Second, some states have reasoned, without discussing federal preemption, SSI should not be considered income because it is a means-tested benefit. Marrocco v. Giardino, 255 Conn. 617, 767 A.2d 720 (2001); Cox v. Cox, 654 N.E.2d 275 (Ind. Ct. App.1995); Burns v. Edwards, 367 N.J. Super. 29, 842 A.2d 186 (App. Div. 2004); Nicholson v. Gavin, 207 A.D.2d 402, 615 N.Y.S.2d 458 (2nd Dep't 1994); Morris v. Morris, 2003 WL 22390092, 2003-Ohio-5598 (Ohio App. 4 Dist. Oct. 16, 2003);

Finally, some states have concluded that SSI benefits can be considered income for purposes of child support. Griggs v. Griggs, 435 So.2d 103 (Ala. Civ. Ct. App.1983) (concluding that SSI benefits were aimed to protect the recipient’s family as well as the recipient and were therefore available for consideration in the calculation of child support); Commonwealth ex rel. Morris v. Morris, 984 S.W.2d 840 (Ky. 1999) (in a four-to-three decision, holding that state statute permitting courts to include SSI benefits when calculating child support obligations was not preempted by 42 U.S.C.A. § 407(a)); Lee v. Lee, 859 So.2d 408 (Miss. App. 2003) (order which required father to pay $65.00 per month in child support, even though husband’s only apparent income was Supplemental Security Income benefits, was not an abuse of discretion where court determined that father had the ability to pay some child support, and, when father received a lump sum of $7,000.00 as back pay after being approved for SSI benefits, he only gave child $100.00); Landis v. Landis, 456 Pa. Super. 727, 691 A.2d 939 (1997) (although SSI cannot be considered “income” to parent, it may be considered as “other household income” for purposes of determining whether to deviate, citing Whitmore v. Kenney, 426 Pa. Super. 233, 626 A.2d 1180 (1993)). See also Hurd v. Hurd, 303 A.D.2d 928, 757 N.Y.S.2d 170, 171 (2003) (child support can be ordered against an SSI recipient if the hearing examiner concludes that the recipient has the capacity to generate additional income).

The preemption argument is misguided. The fact that a benefit is not subject to attachment, garnishment, or transfer does not mean it cannot be considered as a valid source of income for support purposes. The Supreme Court said as much in Rose v. Rose, 481 U.S. 619, 107 S. Ct. 2029, 95 L.Ed.2d 599 (1987). There, the Court considered whether veterans’ disability benefits, which are also subject to an anti-alienation clause, can be considered in setting child support, and concluded that they could be. But see Becker County Human Services, Re Becker County Foster Care v. Peppel, 493 N.W.2d 573 (Minn. Ct. App. 1992) (specifically rejecting Rose argument).

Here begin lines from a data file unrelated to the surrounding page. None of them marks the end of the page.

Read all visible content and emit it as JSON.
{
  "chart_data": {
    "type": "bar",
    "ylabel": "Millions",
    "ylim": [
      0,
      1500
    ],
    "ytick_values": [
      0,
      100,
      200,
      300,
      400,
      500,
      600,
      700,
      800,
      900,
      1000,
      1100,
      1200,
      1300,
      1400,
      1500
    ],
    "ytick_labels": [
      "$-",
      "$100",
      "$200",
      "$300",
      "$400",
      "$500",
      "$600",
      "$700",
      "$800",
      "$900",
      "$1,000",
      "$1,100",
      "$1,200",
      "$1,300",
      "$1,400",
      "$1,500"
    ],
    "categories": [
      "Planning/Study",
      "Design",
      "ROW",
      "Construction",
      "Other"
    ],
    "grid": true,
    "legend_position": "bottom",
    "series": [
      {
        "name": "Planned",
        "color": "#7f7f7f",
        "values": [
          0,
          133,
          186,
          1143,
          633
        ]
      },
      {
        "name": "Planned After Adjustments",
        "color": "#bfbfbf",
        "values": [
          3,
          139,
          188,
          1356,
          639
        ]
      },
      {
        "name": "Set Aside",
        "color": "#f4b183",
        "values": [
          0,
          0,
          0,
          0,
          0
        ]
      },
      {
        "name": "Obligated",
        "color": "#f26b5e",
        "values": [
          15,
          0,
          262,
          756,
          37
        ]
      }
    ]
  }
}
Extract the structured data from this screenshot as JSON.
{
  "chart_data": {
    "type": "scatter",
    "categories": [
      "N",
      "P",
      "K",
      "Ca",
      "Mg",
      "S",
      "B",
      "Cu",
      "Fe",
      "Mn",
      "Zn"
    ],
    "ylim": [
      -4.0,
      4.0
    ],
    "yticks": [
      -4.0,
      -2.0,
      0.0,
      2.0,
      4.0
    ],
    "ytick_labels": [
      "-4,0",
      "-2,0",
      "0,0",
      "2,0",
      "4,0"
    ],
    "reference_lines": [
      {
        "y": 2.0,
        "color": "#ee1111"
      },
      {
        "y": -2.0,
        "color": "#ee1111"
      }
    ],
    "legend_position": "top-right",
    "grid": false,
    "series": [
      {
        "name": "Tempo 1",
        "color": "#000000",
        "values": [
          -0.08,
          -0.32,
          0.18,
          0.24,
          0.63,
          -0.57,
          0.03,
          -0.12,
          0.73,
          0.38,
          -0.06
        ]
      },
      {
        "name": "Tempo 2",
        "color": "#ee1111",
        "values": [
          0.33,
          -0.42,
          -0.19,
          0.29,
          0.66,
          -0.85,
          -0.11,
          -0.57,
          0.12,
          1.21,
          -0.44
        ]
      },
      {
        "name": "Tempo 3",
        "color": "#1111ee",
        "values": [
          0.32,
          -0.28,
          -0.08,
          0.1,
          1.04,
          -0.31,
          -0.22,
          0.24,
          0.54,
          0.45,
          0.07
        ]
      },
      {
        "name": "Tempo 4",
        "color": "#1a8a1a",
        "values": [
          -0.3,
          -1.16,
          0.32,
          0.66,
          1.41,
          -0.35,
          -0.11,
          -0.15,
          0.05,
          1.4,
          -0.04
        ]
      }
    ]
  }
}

The much better reasoned argument is not that SSI benefits cannot be considered in setting child support, but that they should not be considered. SSI, as a means-tested benefit, should not be considered because it would leave the parent without the necessary minimum self-support reserve:

Income from [a means-tested federal program] is “last resource” income intended to provide a minimum floor for support of the recipients. Other income received, including chid support, either reduces the level of such payments (as with Food Stamps) or is used to reimburse the agency for payments of the benefits (as with AFDC). In either case, it is inappropriate to count such income for child support.

Robert Williams, Development of Guidelines for Child Support Orders: Advisory Panel’s Recommendations and Final Report at II-44 (U.S. Dep’t of Health and Human Services, Office of Child Support Enforcement, 1987).